What I will say though is give your husband some time and space to process this. As women we are often very practical and want to find a solution to the problem, such as getting him to work out more or eat this or wear that etc. For a man to have anything wrong with his fertility is a huge mind fuck and a massive blow to their mascalinity and ego. My husband lost a testicle to mumps and our infertility journey was tough on him thinking it was his ‘fault’ and that he was less of a man. By the time we were trying for #2 he had developed alopecia universalis and lost all his hair. If I had not got pregnant quickly second time round I think he would have just lost it tbh.

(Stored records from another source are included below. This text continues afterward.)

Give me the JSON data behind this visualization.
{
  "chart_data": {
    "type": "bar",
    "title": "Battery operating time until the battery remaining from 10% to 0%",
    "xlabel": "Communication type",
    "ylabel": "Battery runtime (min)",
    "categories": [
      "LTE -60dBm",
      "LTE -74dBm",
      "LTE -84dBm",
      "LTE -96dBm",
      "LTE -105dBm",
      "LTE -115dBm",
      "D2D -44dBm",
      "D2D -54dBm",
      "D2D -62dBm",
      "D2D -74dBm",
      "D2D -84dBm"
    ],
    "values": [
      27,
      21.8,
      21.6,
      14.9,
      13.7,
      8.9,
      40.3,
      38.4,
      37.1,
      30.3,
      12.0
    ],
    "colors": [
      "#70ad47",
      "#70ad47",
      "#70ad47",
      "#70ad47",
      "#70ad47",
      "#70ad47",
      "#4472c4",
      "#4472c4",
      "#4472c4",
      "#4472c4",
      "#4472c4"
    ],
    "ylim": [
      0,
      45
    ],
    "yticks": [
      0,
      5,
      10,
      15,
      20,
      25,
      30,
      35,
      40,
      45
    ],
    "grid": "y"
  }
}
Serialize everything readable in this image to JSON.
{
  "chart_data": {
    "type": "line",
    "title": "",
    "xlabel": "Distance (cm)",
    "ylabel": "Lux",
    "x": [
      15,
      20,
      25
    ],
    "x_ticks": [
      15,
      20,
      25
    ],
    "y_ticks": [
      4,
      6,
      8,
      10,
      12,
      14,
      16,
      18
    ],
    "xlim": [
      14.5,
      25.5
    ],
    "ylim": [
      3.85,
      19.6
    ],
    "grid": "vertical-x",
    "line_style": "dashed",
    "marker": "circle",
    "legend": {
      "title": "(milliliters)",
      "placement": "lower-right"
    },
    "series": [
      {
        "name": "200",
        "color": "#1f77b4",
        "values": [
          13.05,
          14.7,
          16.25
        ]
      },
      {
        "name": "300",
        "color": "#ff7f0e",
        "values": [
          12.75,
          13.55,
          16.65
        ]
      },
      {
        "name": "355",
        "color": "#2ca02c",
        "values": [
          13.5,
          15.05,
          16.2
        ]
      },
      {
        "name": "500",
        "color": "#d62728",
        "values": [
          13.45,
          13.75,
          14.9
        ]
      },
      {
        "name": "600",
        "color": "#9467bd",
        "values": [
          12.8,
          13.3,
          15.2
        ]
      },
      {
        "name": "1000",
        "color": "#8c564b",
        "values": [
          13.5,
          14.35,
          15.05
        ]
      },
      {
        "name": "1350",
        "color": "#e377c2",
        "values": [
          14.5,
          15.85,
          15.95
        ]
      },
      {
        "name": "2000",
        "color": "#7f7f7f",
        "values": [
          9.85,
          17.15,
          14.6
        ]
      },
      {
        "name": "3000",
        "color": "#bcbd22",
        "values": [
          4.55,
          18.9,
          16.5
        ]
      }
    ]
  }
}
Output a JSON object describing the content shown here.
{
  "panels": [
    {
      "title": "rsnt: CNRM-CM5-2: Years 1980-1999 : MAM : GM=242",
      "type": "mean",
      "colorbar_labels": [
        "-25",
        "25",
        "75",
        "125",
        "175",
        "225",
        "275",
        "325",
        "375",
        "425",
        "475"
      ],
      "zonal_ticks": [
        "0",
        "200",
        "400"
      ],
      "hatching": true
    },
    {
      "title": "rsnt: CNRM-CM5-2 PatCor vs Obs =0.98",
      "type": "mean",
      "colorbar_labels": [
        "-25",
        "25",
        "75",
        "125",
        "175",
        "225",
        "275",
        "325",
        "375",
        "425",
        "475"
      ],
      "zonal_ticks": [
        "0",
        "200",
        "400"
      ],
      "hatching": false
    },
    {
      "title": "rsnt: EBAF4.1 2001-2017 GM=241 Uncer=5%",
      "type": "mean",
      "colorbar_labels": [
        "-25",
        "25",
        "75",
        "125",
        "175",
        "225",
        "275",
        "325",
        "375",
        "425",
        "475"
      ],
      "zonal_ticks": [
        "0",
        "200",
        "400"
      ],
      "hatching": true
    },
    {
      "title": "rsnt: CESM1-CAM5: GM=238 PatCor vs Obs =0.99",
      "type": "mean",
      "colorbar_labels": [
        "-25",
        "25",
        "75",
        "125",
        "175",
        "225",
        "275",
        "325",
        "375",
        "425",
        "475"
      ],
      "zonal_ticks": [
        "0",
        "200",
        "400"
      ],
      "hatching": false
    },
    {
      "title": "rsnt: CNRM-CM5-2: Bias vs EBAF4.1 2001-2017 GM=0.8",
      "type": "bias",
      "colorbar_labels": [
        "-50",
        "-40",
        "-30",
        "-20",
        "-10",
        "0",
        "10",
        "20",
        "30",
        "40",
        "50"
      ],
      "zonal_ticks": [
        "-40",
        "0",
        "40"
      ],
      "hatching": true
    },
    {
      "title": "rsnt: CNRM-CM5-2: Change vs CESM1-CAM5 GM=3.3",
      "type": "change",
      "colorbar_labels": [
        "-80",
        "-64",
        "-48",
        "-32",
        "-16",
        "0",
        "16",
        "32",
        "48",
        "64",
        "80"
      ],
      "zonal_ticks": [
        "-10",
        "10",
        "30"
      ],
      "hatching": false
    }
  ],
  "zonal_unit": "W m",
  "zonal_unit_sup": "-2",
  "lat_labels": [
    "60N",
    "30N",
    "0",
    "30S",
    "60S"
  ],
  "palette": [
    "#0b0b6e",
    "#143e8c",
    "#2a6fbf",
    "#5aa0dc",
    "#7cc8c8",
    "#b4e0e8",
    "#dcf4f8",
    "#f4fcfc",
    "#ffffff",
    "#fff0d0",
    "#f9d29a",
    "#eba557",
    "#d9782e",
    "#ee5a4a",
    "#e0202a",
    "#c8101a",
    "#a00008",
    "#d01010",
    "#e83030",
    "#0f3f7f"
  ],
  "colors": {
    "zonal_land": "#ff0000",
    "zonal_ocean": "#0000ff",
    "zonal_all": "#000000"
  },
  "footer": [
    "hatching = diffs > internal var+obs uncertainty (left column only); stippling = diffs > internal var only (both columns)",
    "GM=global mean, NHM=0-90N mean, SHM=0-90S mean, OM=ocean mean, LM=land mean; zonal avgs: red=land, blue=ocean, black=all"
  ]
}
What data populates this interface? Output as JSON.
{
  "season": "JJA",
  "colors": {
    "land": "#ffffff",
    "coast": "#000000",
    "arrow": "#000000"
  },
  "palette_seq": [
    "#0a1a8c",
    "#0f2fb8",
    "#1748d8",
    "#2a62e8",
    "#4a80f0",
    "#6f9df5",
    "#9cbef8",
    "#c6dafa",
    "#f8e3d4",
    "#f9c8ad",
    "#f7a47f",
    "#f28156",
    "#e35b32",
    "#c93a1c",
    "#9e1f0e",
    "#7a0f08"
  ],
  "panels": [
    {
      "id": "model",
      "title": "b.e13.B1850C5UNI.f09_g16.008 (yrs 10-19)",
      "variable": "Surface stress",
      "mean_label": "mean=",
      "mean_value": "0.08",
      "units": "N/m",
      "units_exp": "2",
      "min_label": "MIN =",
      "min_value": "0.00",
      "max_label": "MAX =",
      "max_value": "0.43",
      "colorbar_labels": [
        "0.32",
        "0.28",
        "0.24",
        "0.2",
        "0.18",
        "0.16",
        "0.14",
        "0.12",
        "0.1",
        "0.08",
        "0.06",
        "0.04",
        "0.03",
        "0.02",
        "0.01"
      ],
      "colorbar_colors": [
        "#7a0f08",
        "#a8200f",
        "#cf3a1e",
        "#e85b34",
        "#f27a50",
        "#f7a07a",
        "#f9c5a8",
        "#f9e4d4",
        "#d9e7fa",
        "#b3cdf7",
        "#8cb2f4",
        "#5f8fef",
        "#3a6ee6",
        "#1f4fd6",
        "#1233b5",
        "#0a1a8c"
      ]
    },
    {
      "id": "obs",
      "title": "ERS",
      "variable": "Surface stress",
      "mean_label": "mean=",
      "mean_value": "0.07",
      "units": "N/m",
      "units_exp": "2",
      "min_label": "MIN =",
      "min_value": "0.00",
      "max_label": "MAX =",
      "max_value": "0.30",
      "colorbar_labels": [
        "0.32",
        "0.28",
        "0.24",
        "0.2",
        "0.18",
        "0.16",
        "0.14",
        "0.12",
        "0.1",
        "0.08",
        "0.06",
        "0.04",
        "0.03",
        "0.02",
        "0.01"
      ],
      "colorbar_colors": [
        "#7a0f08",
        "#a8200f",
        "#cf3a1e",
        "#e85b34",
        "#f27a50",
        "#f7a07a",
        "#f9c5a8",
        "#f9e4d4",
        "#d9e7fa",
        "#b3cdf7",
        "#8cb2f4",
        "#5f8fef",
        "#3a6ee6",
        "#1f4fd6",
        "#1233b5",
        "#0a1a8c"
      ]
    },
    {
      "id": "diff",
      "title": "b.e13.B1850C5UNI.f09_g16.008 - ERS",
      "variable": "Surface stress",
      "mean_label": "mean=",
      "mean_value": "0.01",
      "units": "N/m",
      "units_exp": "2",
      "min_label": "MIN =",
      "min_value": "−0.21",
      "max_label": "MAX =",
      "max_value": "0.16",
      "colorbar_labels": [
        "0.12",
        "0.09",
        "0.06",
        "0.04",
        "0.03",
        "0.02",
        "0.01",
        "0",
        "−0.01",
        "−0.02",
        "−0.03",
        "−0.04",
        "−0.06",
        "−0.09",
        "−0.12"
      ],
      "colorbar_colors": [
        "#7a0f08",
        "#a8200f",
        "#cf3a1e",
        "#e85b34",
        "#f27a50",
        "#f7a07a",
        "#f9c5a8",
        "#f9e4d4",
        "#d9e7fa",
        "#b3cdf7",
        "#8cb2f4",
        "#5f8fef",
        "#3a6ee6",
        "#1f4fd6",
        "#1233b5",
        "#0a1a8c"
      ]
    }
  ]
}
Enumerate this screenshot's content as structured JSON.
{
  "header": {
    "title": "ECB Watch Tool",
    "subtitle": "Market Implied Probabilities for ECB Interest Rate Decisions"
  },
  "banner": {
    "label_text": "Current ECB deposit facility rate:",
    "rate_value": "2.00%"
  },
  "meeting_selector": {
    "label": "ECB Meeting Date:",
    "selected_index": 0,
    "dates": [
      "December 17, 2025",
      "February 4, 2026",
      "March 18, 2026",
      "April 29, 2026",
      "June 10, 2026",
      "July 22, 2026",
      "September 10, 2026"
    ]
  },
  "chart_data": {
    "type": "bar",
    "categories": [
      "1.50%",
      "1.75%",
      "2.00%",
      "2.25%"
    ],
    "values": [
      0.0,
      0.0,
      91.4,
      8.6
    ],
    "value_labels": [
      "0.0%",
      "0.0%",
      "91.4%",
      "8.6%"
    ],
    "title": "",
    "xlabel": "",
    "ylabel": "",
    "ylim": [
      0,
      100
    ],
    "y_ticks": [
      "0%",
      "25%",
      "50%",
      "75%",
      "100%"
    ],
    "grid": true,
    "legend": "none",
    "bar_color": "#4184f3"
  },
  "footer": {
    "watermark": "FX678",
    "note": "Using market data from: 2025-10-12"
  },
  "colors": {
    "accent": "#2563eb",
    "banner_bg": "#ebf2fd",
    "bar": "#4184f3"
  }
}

Don’t force him into anything yet, don’t ‘nag’ etc just let him process what he needs to.

Post # 7
Member
2699 posts
Sugar bee
  • Wedding: July 2011

ladyvictoria :  Good plan to have the doctor make recommendations and perhaps leave a few useful articles around the place for him to read and digest. My husband wanted a baby as much as me so a lot of the lifestyle changes he made while we were TTC were very driven by him.

Second time round he was really worried about whether to explore any treatment as it involved strong steriods and topical creams which would impact his fertility. Luckily I was pregnant by the time his appointment came through and the treatment seems to have worked for him and he has some re growth on his head.

Post # 9
Member
7166 posts
Busy Beekeeper

ladyvictoria :  we had MFI and conceived our daughter via IVF. We had an oops pregnancy when she was 9 months but miscarried. We just pulled the goalie and are trying for number 2 knowing we can do IVF again if needed. 

Post # 11
Member
9080 posts
Buzzing Beekeeper
  • Wedding: October 2013

you are very fortunate to have IF coverage.  that is HUGE.  my 2 children are IVF with ICSI.  we had both egg quality and sperm issues and paid mostly OOP for 3 rounds of IUI, 2 rounds of IVF, and 1 FET.

MFI can be no sperm or little sperm.  if no sperm, you will probably need to decide if you are ok with donor sperm.  if little amount of sperm is there, they can do TESE.  and then IVF with ICSI. 

good luck!

Post # 13
Member
1988 posts
Buzzing bee

I’m sorry!  We had male factor but not zero sperm count :/. We got pregnant with IVF and ICSI.  Sit back and wait for the doctor’s advice.  No use hounding your husband to exercise or take vitamins just yet.  He’s probably taking this harder than you know and those things might not make much difference anyway.  

Post # 14
Member
3840 posts
Honey bee
  • Wedding: October 2013

We went through IVF with ICSI for male factor infertility too. Do you know the cause of the zero sperm? My husband had very low count due to varicoceles (like varicose veins in the testicals). He had outpatient surgery to have them removed and it increased his total number but not the morphology, so we did IVF and had our daughter. Then a week ago we found out we are somehow pregnant naturally wth baby #2. So surreal! I know my husband took the news really hard and felt so guilty when he got the diagnosis. It was really hard for us both to go through. Give him some time to process. If there are zero sperm at all you may have to consider donor sperm or another option. Hopefully that’s not the case and you can do a TESE. Best of luck to you! 

Post # 15
Member
7166 posts
Busy Beekeeper

ladyvictoria :  take it one step at a time and keep an open mind. I thought I’d never agree to fertility treatment but when faced with the alternative I decided I could try IUI but not IVF. With my husband’s diagnosis and the failed IUI I was able to accept IVF was what I needed to do. It took 2 years to get there though. It’s important to think through what’s important to you and your husband – for me I really wanted to experience pregnancy, birth, and breastfeeding so IVF was preferable to adoption. Other couples feel differently.